Is there an easy way to check that it would provide significant
performance improvements at least in some cases? Can we ask the
student to do that at the beginning of the GSoC?

> > I believe we discussed this concept briefly when planning "generation
> > number v2" and the main concern I have with this plan is that the
> > values are not stable. The value of post(v) and min_tree(v) depend
> > on the entire graph as a whole, not just what is reachable from v
> > (and preferably only the parents of v).
> >
> > Before starting to implement this, I would consider how such labels
> > could be computed across incremental commit-graph boundaries. That is,
> > if I'm only adding a layer of commits to the commit-graph without
> > modifying the existing layers of the commit-graph chain, can I still
> > compute values with these properties? How expensive is it? Do I need
> > to walk the entire reachable set of commits?
>
> I think it would be possible to compute post(v) and min_tree(v) using
> incremental updates, and to make it compatibile with incremental
> commit-graph format (with the commit-graph chain).  But I have not
> proven it.

Would it be difficult to prove? What would be required? And again can
we ask the student to do that at the beginning of the GSoC?

[...]

> > The point of generation number v2 [1] was to allow moving to "exact"
> > algorithms for things like merge-base where we still use commit time
> > as a heuristic, and could be wrong because of special data shapes.
> > We don't use generation number in these examples because using only
> > generation number can lead to a large increase in number of commits
> > walked. The example we saw in the Linux kernel repository was a bug
> > fix created on top of a very old commit, so there was a commit of
> > low generation with very high commit-date that caused extra walking.
> > (See [2] for a detailed description of the data shape.)
> >
> > My _prediction_ is that the two-dimensional system will be more
> > complicated to write and use, and will not have any measurable
> > difference. I'd be happy to be wrong, but I also would not send
> > anyone down this direction only to find out I'm right and that
> > effort was wasted.
>
> That might be a problem.
>
> This is a bit of a "moonshot" / research project, moreso than others.
> Though it would be still valuable, in my opionion, even if the code
> wouldn't ultimately get merged and added into Git.
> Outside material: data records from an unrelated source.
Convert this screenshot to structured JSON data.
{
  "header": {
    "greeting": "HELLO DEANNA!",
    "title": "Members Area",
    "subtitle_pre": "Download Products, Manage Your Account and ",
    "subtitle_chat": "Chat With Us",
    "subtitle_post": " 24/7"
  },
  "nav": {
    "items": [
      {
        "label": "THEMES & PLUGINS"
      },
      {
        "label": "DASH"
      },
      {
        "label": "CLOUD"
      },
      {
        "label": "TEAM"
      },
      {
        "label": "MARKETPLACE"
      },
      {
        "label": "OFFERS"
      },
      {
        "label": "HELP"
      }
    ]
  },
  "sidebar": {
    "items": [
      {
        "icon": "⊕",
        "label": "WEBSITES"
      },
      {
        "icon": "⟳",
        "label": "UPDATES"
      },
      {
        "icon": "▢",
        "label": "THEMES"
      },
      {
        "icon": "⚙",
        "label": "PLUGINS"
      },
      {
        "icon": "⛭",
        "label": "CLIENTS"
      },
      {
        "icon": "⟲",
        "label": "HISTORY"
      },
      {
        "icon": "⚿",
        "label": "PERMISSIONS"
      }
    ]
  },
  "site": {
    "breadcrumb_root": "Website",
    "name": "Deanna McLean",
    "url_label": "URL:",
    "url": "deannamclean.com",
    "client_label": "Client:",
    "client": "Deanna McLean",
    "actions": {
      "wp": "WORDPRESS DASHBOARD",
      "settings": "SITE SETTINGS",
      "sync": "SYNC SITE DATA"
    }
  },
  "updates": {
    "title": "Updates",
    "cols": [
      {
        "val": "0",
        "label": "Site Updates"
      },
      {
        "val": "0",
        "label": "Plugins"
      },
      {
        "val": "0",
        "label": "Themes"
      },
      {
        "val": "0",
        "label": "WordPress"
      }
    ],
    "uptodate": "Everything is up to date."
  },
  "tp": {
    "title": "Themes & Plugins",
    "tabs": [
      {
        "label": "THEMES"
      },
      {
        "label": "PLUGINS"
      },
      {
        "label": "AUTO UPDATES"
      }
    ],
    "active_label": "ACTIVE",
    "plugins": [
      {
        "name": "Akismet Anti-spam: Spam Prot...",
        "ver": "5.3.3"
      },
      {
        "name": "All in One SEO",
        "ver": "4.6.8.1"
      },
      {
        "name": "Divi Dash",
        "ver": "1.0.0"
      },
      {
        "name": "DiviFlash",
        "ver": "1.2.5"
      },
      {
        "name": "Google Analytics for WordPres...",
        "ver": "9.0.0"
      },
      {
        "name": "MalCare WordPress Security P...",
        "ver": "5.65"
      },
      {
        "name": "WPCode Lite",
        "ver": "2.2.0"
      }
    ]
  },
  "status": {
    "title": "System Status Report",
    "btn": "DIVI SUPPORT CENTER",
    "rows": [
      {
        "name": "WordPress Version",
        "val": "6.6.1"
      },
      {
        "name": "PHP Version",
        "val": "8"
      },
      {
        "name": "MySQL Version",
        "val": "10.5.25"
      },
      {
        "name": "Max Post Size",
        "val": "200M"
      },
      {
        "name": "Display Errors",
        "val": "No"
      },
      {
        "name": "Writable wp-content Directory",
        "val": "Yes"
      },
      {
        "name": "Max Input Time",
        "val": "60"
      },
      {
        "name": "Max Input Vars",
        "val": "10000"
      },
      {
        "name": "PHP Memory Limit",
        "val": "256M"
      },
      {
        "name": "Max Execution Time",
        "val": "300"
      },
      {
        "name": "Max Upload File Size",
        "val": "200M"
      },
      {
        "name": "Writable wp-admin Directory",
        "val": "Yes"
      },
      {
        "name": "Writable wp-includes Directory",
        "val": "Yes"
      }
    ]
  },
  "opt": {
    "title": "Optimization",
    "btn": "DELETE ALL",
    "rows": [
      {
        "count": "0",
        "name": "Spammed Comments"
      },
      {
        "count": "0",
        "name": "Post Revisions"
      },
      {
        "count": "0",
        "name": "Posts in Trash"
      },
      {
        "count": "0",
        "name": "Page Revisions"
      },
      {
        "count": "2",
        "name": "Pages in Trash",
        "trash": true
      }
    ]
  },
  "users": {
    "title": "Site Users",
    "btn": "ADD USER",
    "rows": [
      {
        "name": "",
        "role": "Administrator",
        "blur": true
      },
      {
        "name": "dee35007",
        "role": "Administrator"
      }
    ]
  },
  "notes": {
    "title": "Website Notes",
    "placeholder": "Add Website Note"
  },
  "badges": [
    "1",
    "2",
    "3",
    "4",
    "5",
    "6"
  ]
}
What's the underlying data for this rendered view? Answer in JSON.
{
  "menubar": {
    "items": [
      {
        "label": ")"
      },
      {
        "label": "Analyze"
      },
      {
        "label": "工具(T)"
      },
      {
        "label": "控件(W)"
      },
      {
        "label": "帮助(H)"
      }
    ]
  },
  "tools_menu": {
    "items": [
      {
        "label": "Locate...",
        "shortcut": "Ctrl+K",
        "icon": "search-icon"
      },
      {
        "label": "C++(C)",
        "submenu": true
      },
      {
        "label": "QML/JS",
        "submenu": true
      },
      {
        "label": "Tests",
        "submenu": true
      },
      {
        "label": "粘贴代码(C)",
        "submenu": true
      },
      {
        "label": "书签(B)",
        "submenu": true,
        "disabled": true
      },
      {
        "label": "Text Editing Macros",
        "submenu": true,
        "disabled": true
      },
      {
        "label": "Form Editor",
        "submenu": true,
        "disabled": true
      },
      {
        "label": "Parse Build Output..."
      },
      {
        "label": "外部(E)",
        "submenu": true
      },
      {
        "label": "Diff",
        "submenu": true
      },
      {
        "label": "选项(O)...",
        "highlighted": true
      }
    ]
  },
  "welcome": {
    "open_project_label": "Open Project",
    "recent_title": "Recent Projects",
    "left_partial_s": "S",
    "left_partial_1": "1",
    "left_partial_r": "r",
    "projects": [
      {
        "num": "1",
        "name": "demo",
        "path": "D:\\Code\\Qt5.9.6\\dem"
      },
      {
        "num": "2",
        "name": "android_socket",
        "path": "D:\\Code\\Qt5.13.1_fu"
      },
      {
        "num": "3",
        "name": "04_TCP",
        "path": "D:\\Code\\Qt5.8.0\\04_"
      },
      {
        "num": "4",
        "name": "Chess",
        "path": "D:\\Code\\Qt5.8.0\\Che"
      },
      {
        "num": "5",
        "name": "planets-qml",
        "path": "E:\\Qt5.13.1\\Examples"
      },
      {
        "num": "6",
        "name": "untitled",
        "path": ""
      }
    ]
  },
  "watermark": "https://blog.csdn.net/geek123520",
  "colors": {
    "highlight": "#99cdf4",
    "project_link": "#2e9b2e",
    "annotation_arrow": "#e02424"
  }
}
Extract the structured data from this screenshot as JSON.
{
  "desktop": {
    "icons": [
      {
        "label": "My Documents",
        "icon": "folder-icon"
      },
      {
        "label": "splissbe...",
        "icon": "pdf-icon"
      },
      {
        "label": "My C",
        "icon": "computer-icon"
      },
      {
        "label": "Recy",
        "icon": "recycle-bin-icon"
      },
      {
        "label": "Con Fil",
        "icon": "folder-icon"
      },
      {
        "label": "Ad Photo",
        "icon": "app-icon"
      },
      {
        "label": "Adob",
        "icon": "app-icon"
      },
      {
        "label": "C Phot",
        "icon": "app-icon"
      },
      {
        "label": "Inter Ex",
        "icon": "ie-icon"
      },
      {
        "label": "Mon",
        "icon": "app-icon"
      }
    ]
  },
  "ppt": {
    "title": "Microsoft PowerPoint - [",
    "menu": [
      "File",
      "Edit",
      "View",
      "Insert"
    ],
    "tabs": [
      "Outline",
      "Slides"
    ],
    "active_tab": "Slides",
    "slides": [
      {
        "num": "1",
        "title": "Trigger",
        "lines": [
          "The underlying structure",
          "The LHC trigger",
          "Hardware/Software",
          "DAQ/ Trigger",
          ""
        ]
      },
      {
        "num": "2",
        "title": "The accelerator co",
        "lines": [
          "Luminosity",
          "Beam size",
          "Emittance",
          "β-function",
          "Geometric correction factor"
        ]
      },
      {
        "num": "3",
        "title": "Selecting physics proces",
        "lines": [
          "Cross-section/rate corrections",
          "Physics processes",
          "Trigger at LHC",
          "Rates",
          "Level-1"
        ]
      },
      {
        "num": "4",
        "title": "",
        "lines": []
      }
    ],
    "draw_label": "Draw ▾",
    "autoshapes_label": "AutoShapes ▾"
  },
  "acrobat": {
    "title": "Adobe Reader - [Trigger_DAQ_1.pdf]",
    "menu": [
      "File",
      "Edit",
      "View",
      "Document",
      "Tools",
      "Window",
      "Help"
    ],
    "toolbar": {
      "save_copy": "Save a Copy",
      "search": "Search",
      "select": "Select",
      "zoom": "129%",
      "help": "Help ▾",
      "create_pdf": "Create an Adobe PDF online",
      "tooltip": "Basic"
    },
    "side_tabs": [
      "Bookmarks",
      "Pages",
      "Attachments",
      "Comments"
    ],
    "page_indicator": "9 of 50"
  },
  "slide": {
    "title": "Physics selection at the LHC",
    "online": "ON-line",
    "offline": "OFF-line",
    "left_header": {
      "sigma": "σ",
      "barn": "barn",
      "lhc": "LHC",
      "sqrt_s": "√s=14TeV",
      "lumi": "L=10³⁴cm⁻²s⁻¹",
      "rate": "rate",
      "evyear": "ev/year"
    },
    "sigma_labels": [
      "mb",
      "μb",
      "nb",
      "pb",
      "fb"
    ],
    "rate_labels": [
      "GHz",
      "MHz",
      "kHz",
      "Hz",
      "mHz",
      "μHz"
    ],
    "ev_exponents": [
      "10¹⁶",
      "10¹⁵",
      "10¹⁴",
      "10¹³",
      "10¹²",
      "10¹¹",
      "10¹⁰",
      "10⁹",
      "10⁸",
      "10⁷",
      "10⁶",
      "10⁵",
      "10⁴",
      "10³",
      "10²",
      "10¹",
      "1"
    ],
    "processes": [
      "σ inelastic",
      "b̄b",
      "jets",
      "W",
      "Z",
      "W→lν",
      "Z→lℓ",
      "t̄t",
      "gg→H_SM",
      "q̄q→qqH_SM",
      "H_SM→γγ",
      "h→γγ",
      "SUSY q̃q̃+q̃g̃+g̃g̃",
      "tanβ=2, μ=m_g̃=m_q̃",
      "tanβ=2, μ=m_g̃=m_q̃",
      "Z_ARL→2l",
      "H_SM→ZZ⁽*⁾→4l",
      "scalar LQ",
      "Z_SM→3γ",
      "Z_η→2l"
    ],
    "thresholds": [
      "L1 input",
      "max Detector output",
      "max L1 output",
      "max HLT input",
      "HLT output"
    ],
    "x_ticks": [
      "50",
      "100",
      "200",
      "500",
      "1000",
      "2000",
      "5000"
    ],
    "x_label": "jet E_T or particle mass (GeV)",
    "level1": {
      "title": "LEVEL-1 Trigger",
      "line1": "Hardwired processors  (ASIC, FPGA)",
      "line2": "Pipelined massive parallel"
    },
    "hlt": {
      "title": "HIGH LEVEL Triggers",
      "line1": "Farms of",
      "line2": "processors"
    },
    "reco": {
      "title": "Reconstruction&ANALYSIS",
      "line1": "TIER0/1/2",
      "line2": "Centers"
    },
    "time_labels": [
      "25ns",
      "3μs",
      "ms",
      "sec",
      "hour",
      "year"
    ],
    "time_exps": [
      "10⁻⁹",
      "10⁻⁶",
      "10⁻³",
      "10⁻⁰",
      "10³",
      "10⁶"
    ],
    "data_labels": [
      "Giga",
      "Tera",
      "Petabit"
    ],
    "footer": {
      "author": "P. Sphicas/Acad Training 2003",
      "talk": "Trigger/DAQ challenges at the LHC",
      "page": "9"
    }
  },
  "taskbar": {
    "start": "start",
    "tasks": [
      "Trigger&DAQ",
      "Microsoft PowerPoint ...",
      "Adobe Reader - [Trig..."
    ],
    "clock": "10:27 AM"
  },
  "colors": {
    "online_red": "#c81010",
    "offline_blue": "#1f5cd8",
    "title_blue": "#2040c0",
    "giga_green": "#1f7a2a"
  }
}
I agree that it feels like a "moonshot" / research project.

> > My recommendation is that a GSoC student update the
> > generation number to "v2" based on the definition you made in [1].
> > That proposal is also more likely to be effective in Git because
> > it makes use of extra heuristic information (commit date) to
> > assist the types of algorithms we care about.
> >
> > In that case, the "difficult" part is moving the "generation"
> > member of struct commit into a slab before making it a 64-bit
> > value. (This is likely necessary for your plan, anyway.) Updating
> > the generation number to v2 is relatively straight-forward after
> > that, as someone can follow all places that reference or compute
> > generation numbers and apply a diff
>
> Good idea!  Though I am not sure if it is not too late to add it to the
> https://git.github.io/SoC-2020-Ideas/ as the self imposed deadline of
> March 16 (where students can start submitting proposals to GSoC) has
> just passed.  Christian, what do you think?

Would that be a different project idea or part of your "Graph labeling
for speeding up git commands" project idea?

I am very reluctant to add new project ideas at that time. I don't
think student will have time to properly research it and get it
reviewed.

It could be part of your research project though, to check if that
approach is better or good enough compared to what you suggest in the
current version of your project.

> Would you agree, Stolee, to be a _possible_ mentor or co-mentor for
> "Generation number v2" project?

At this point I think it might be best if you are both willing to
co-mentor a "moonshot" / research project to find what is the best way
forward by bench-marking the different approaches that you both
suggest for different commands/use cases.